Another story about Visual Designer freelancer. Sometimes I need to make small (or even BIG) adjustment to the design, so I always ask for the PSD to be shared, and I can just quickly do the update by myself. I was very frustrated one day, when I opened a PSD file with totally messy layers. No naming (only Group 1, Group 37, etc), no structured folders, it’s just a mess. At least he should have put these folders: Header, Content, and Footer. This will also help other users (like the developers) to browse the design file.
Back to the mental model. The gap between users mental model and the designers mental model could cause usability problem.
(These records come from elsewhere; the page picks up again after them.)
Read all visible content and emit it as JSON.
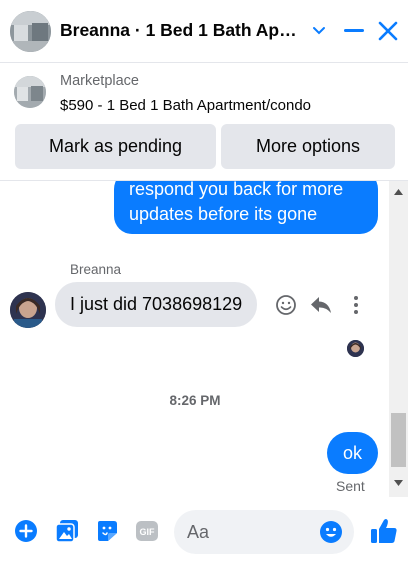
{
  "header": {
    "title": "Breanna · 1 Bed 1 Bath Apartment/condo",
    "avatar_icon": "apartment-photo-avatar",
    "chevron_icon": "chevron-down-icon",
    "minimize_icon": "minimize-icon",
    "close_icon": "close-icon"
  },
  "marketplace": {
    "label": "Marketplace",
    "listing": "$590 - 1 Bed 1 Bath Apartment/condo",
    "mark_pending_label": "Mark as pending",
    "more_options_label": "More options"
  },
  "messages": {
    "outgoing_partial": "respond you back for more updates before its gone",
    "sender_name": "Breanna",
    "incoming_text": "I just did 7038698129",
    "timestamp": "8:26 PM",
    "outgoing_ok": "ok",
    "status": "Sent"
  },
  "composer": {
    "placeholder": "Aa",
    "icons": [
      "plus-icon",
      "photo-icon",
      "sticker-icon",
      "gif-icon",
      "emoji-icon",
      "thumbs-up-icon"
    ]
  },
  "colors": {
    "accent": "#0a7cff",
    "bubble_gray": "#e4e6eb",
    "secondary_text": "#65676b"
  }
}
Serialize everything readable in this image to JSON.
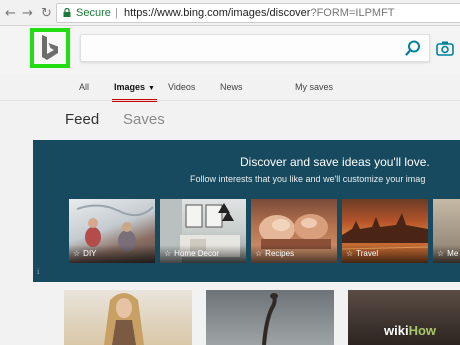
{
  "browser": {
    "back_icon": "arrow-left-icon",
    "forward_icon": "arrow-right-icon",
    "reload_icon": "reload-icon",
    "secure_label": "Secure",
    "url_main": "https://www.bing.com/images/discover",
    "url_query": "?FORM=ILPMFT"
  },
  "header": {
    "logo_letter": "b",
    "logo_highlight_color": "#22dd11",
    "search_placeholder": ""
  },
  "tabs": {
    "all": "All",
    "images": "Images",
    "videos": "Videos",
    "news": "News",
    "my_saves": "My saves",
    "active_color": "#c80000"
  },
  "subtabs": {
    "feed": "Feed",
    "saves": "Saves"
  },
  "banner": {
    "title": "Discover and save ideas you'll love.",
    "subtitle": "Follow interests that you like and we'll customize your imag",
    "info": "i",
    "background": "#174a5e",
    "cards": [
      {
        "label": "DIY"
      },
      {
        "label": "Home Decor"
      },
      {
        "label": "Recipes"
      },
      {
        "label": "Travel"
      },
      {
        "label": "Me"
      }
    ]
  },
  "watermark": {
    "part1": "wiki",
    "part2": "How"
  }
}
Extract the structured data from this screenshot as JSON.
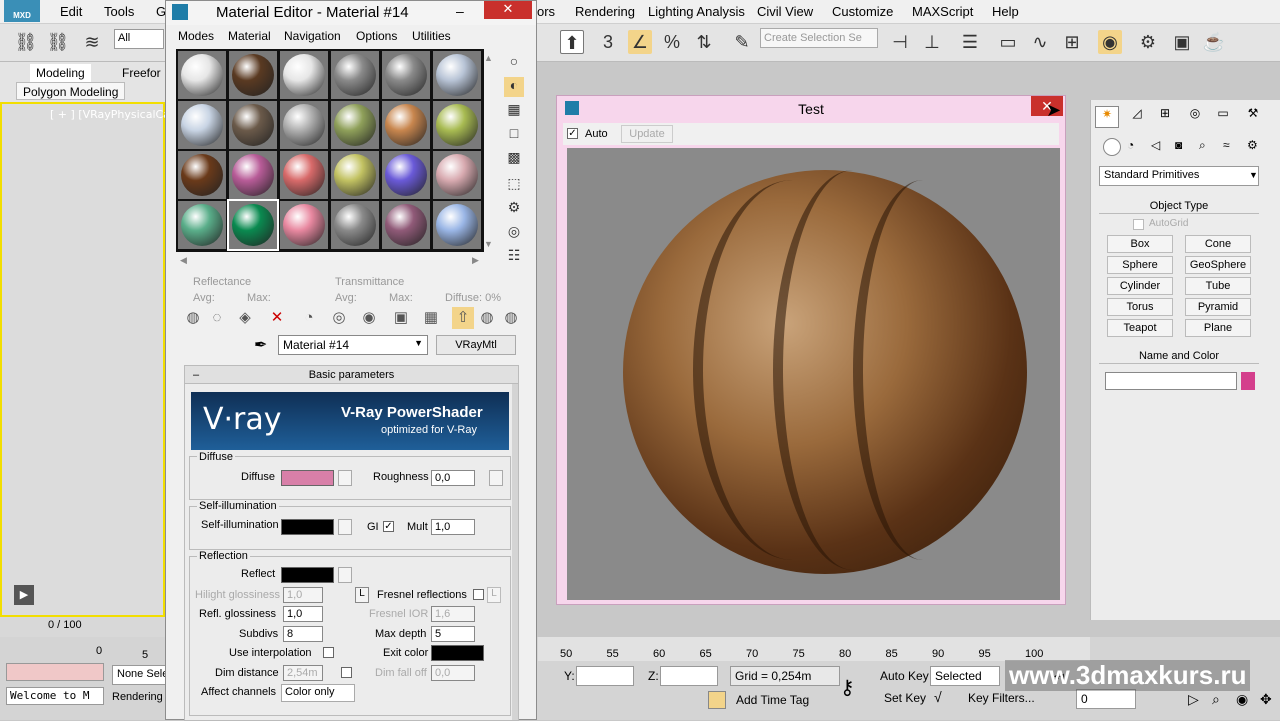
{
  "app": {
    "logo": "MXD",
    "menu": [
      "Edit",
      "Tools",
      "G",
      "ors",
      "Rendering",
      "Lighting Analysis",
      "Civil View",
      "Customize",
      "MAXScript",
      "Help"
    ],
    "selection_filter": "All",
    "selection_set_placeholder": "Create Selection Se"
  },
  "ribbon": {
    "tabs": [
      "Modeling",
      "Freefor"
    ],
    "sub": "Polygon Modeling"
  },
  "viewport": {
    "label": "[ + ] [VRayPhysicalCam"
  },
  "timeline": {
    "frame": "0 / 100",
    "ticks": [
      "0",
      "5"
    ]
  },
  "status": {
    "prompt": "Welcome to M",
    "none_sel": "None Sele",
    "rendering": "Rendering"
  },
  "material_editor": {
    "title": "Material Editor - Material #14",
    "menu": [
      "Modes",
      "Material",
      "Navigation",
      "Options",
      "Utilities"
    ],
    "reflectance_label": "Reflectance",
    "transmittance_label": "Transmittance",
    "avg_label": "Avg:",
    "max_label": "Max:",
    "diffuse_pct": "Diffuse: 0%",
    "material_name": "Material #14",
    "material_type": "VRayMtl",
    "rollout_title": "Basic parameters",
    "banner_logo": "V·ray",
    "banner_title": "V-Ray PowerShader",
    "banner_sub": "optimized for V-Ray",
    "diffuse": {
      "group": "Diffuse",
      "label": "Diffuse",
      "color": "#d87fa8",
      "roughness_label": "Roughness",
      "roughness": "0,0"
    },
    "selfillum": {
      "group": "Self-illumination",
      "label": "Self-illumination",
      "color": "#000000",
      "gi_label": "GI",
      "mult_label": "Mult",
      "mult": "1,0"
    },
    "reflection": {
      "group": "Reflection",
      "reflect_label": "Reflect",
      "reflect_color": "#000000",
      "hilight_label": "Hilight glossiness",
      "hilight": "1,0",
      "L": "L",
      "fresnel_label": "Fresnel reflections",
      "refl_gloss_label": "Refl. glossiness",
      "refl_gloss": "1,0",
      "fresnel_ior_label": "Fresnel IOR",
      "fresnel_ior": "1,6",
      "subdivs_label": "Subdivs",
      "subdivs": "8",
      "max_depth_label": "Max depth",
      "max_depth": "5",
      "interp_label": "Use interpolation",
      "exit_label": "Exit color",
      "exit_color": "#000000",
      "dim_dist_label": "Dim distance",
      "dim_dist": "2,54m",
      "dim_falloff_label": "Dim fall off",
      "dim_falloff": "0,0",
      "channels_label": "Affect channels",
      "channels": "Color only"
    },
    "slot_colors": [
      "#e6e6e6",
      "#5a3a22",
      "#e6e6e6",
      "#8a8a8a",
      "#8a8a8a",
      "#b8c4d6",
      "#c8d4e4",
      "#6b5a4a",
      "#b0b0b0",
      "#8fa05a",
      "#c8864e",
      "#a8bb52",
      "#6a3a1a",
      "#b85c98",
      "#d86a6a",
      "#c2c262",
      "#6a5ad8",
      "#d8aab0",
      "#5aae8a",
      "#0a8a50",
      "#e888a0",
      "#8a8a8a",
      "#905a78",
      "#9ab6e6"
    ]
  },
  "test_window": {
    "title": "Test",
    "auto_label": "Auto",
    "update_label": "Update"
  },
  "command_panel": {
    "dropdown": "Standard Primitives",
    "object_type": "Object Type",
    "autogrid": "AutoGrid",
    "buttons": [
      "Box",
      "Cone",
      "Sphere",
      "GeoSphere",
      "Cylinder",
      "Tube",
      "Torus",
      "Pyramid",
      "Teapot",
      "Plane"
    ],
    "name_color": "Name and Color",
    "swatch": "#d43f8c"
  },
  "bottom": {
    "ticks": [
      "50",
      "55",
      "60",
      "65",
      "70",
      "75",
      "80",
      "85",
      "90",
      "95",
      "100"
    ],
    "y_label": "Y:",
    "z_label": "Z:",
    "grid": "Grid = 0,254m",
    "auto_key": "Auto Key",
    "selected": "Selected",
    "set_key": "Set Key",
    "key_filters": "Key Filters...",
    "add_time_tag": "Add Time Tag",
    "frame_field": "0",
    "watermark": "www.3dmaxkurs.ru"
  }
}
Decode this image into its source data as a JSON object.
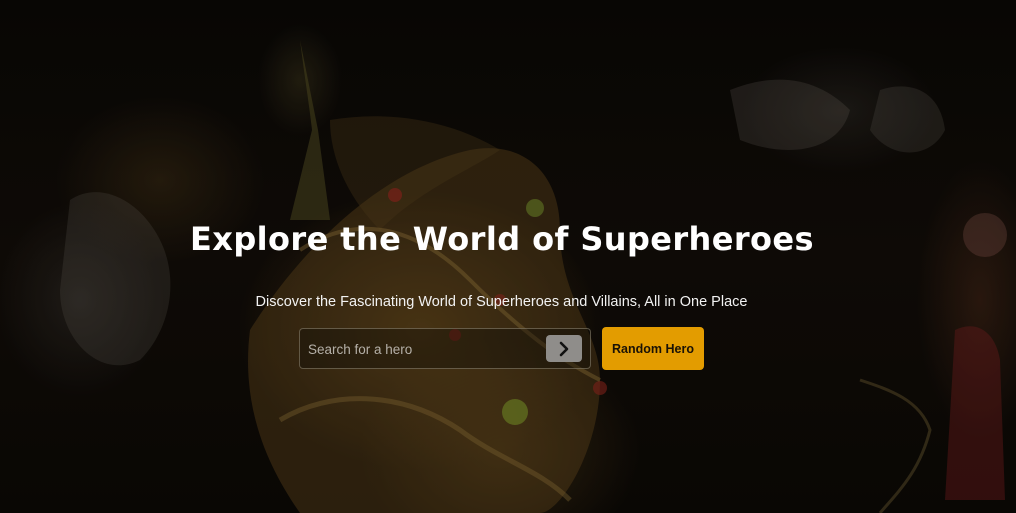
{
  "hero": {
    "title": "Explore the World of Superheroes",
    "subtitle": "Discover the Fascinating World of Superheroes and Villains, All in One Place"
  },
  "search": {
    "placeholder": "Search for a hero",
    "value": "",
    "submit_icon": "chevron-right-icon"
  },
  "actions": {
    "random_label": "Random Hero"
  },
  "colors": {
    "accent": "#e39c00",
    "search_button": "#8f8d8a",
    "text": "#ffffff"
  },
  "background": {
    "image": "dark ornate venetian carnival mask"
  }
}
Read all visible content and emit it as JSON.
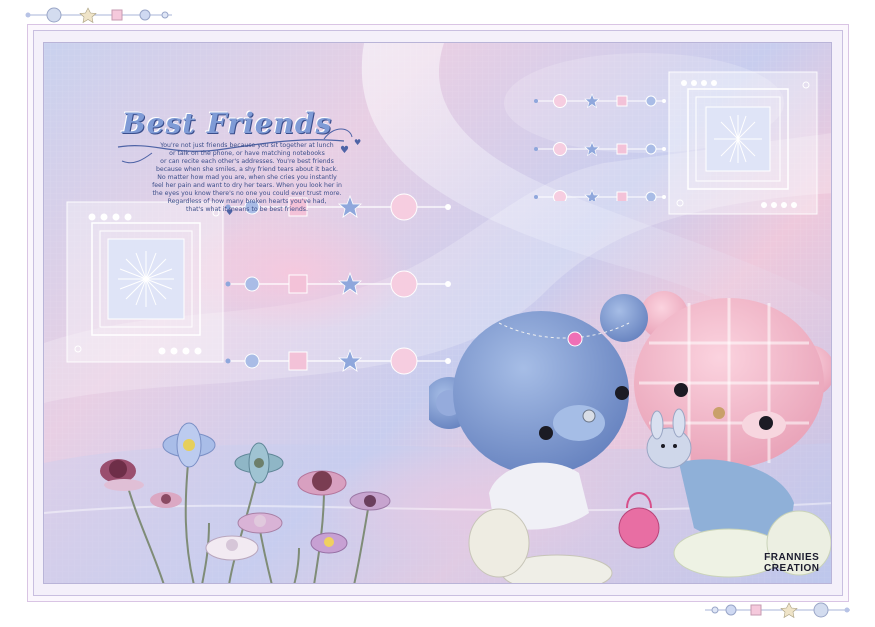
{
  "artwork": {
    "title": "Best Friends",
    "poem_lines": [
      "You're not just friends because you sit together at lunch",
      "or talk on the phone, or have matching notebooks",
      "or can recite each other's addresses. You're best friends",
      "because when she smiles, a shy friend tears about it back.",
      "No matter how mad you are, when she cries you instantly",
      "feel her pain and want to dry her tears. When you look her in",
      "the eyes you know there's no one you could ever trust more.",
      "Regardless of how many broken hearts you've had,",
      "that's what it means to be best friends."
    ],
    "signature_line1": "FRANNIES",
    "signature_line2": "CREATION"
  },
  "colors": {
    "border": "#d9c4e4",
    "bg_blue": "#c9d1ee",
    "bg_pink": "#eec9dc",
    "accent_blue": "#8fa7dc",
    "accent_pink": "#f3c2d8",
    "blue_bear": "#7f9ed4",
    "pink_bear": "#f1a9bf"
  }
}
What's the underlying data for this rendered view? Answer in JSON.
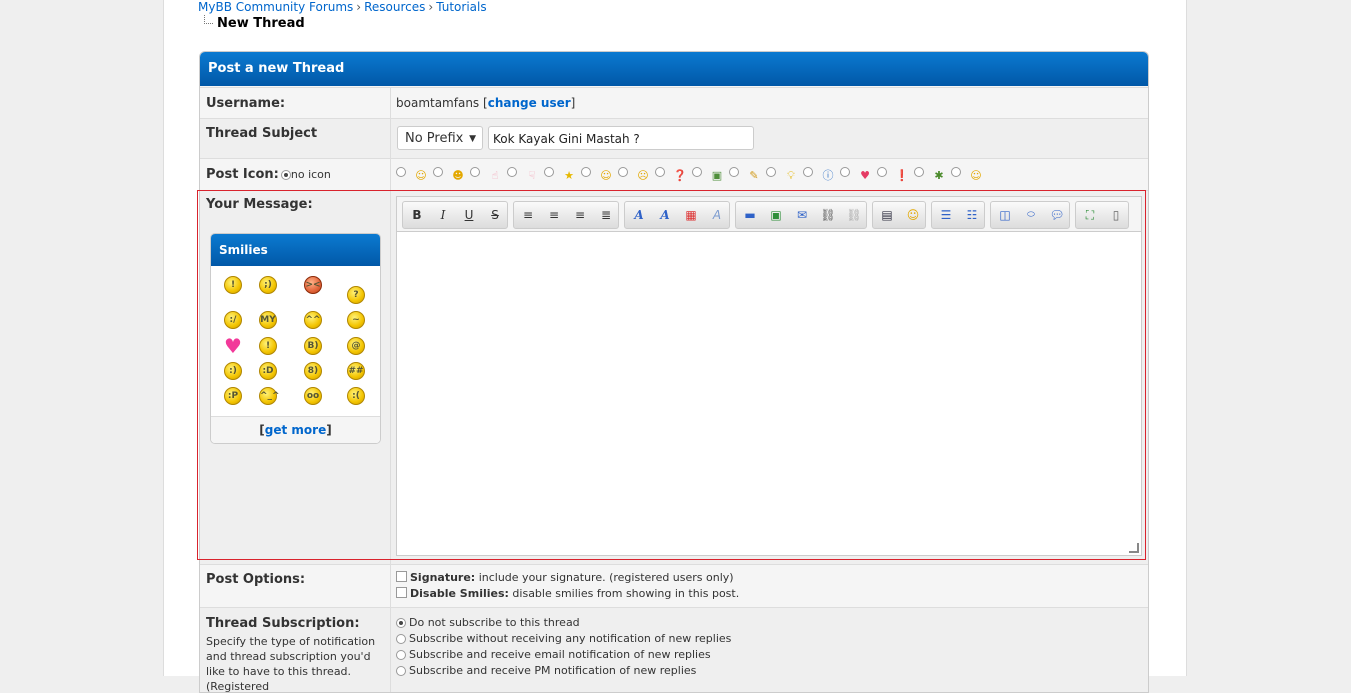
{
  "breadcrumb": {
    "items": [
      "MyBB Community Forums",
      "Resources",
      "Tutorials"
    ],
    "separator": "›",
    "current": "New Thread"
  },
  "form": {
    "title": "Post a new Thread",
    "username": {
      "label": "Username:",
      "value": "boamtamfans",
      "bracket_open": "[",
      "change_link": "change user",
      "bracket_close": "]"
    },
    "subject": {
      "label": "Thread Subject",
      "prefix_selected": "No Prefix",
      "value": "Kok Kayak Gini Mastah ?"
    },
    "post_icon": {
      "label": "Post Icon:",
      "no_icon_label": "no icon",
      "icons": [
        "smiley-icon",
        "wink-icon",
        "tongue-icon",
        "thumbs-up-icon",
        "thumbs-down-icon",
        "star-icon",
        "happy-icon",
        "sad-icon",
        "question-icon",
        "photo-icon",
        "pencil-icon",
        "lightbulb-icon",
        "info-icon",
        "heart-icon",
        "exclamation-icon",
        "bug-icon",
        "angel-icon"
      ]
    },
    "message": {
      "label": "Your Message:",
      "smilies": {
        "title": "Smilies",
        "get_more_open": "[",
        "get_more_link": "get more",
        "get_more_close": "]"
      }
    },
    "post_options": {
      "label": "Post Options:",
      "signature_bold": "Signature:",
      "signature_text": "include your signature. (registered users only)",
      "disable_smilies_bold": "Disable Smilies:",
      "disable_smilies_text": "disable smilies from showing in this post."
    },
    "subscription": {
      "label": "Thread Subscription:",
      "description": "Specify the type of notification and thread subscription you'd like to have to this thread. (Registered",
      "options": [
        "Do not subscribe to this thread",
        "Subscribe without receiving any notification of new replies",
        "Subscribe and receive email notification of new replies",
        "Subscribe and receive PM notification of new replies"
      ]
    }
  },
  "colors": {
    "header_blue": "#0158a7",
    "link_blue": "#0066cc",
    "highlight_red": "#d9232d"
  }
}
That visual designer freelancer might have his own way of structuring the elements in his PSD, but when it reached me, it’s confusing, and also it didn’t follow the way Photoshop treats layers, that the top layer in the layers list will also be on top of other layers in the canvas. In case of mental model mismatch, you have two options. I copied this from Nielsen’s blog post about mental model:
- Make the system conform to users’ mental models — assuming most models are similar.
- Improve users’ mental models so that they more accurately reflect your system.
The easiest, I think, is to test it with the user to observer if there’s any mental-model mismatch. Ask them to think aloud when interacting with your app. This will give you insights into users mental model.